For several weeks after his arrival, Harwood left the station’s contact with Nhu to the “capable” contract employee Virginia Spence, who told CIA headquarters in April that Nhu believed the French premier favored Diem. As Harwood sounded out other noncommunist nationalist politicians in Saigon, “Nhu quickly emerged as the most promising of an unimpressive lot.” By early May 1954, “before Diem emerged as a candidate to head the government, Nhu’s talent and willingness to work with the Agency had helped make him the focus of CIA covert action planning Within “a few days” of Dien Bien Phu’s fall on May 7, Bao Dai in France, first offered Diem, now in Belgium, the premiership of the SVN. Diem held out for “full powers” not only over the SVN government but also over its armed forces and economy. And he wanted U.S. backing. In Saigon in mid-May, the CIA history informs us, Nhu approached Harwood “about the terms under which the US would support Diem’s bid to become prime minister.” The two parties were thinking alike. Dulles and the State Department were separately “discussing with the French a new government for non-Communist Vietnam,” and in Washington, also around mid-May, the CIA decided to involve Nhu. “At Headquarters’ request, Harwood told Nhu at a meeting in May that there were “plans which might involve Diem.’ “He asked “if Diem would accept a position other than that of prime minister.” By May 21, Nhu had replied with “a categorical “no.” At some point in May, CIA headquarters also asked the Saigon station to ascertain Diem’s intentions and Nhu’s own ambitions. Nhu wanted no cabinet post; Spence thought he had “worked so long covertly he couldn’t bear to do otherwise.” The Agency history reports the views of three subsequent Saigon station officers that Washington, without need of CIA urging, either supported or insisted on Diem’s appointment. It adds: “In fact, John Foster Dulles and the French seem to have concluded, more or less simultaneously, that there was no alternative to Diem. On 24 May, the US Embassy in Paris moved to ‘reestablish contact’ with Diem to discuss his negotiations with Bao Dai.”

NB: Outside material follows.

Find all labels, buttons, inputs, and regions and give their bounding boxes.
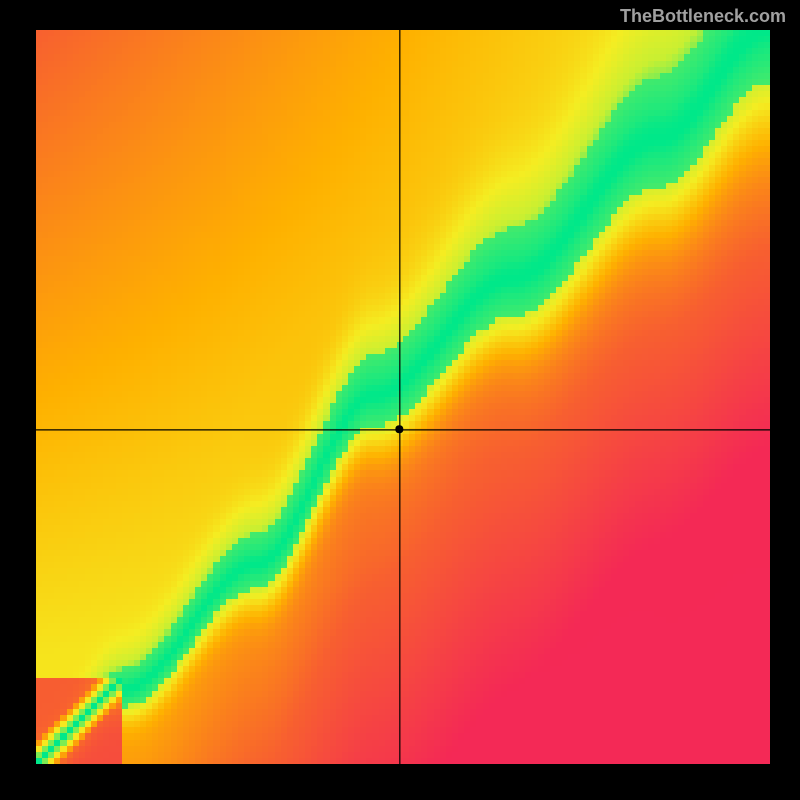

If this does not reveals Kiernan depth of research. Then overall, the U.S. understood their ultimate decision:
The U.S. State Department’s Division of Research reported in February 1955: “Almost any type of election that could conceivably be held in Vietnam in 1956 would, on the basis of present trends, give the Communists a very significant if not decisive advantage.” And in the South, “maximum conditions of freedom and the maximum degree of international supervision might well operate to Communist advantage…
Kiernan has produced an amazing read. This is an indispensable book to learn the internal view of Vietnam without a heavy-handed American or French narrative.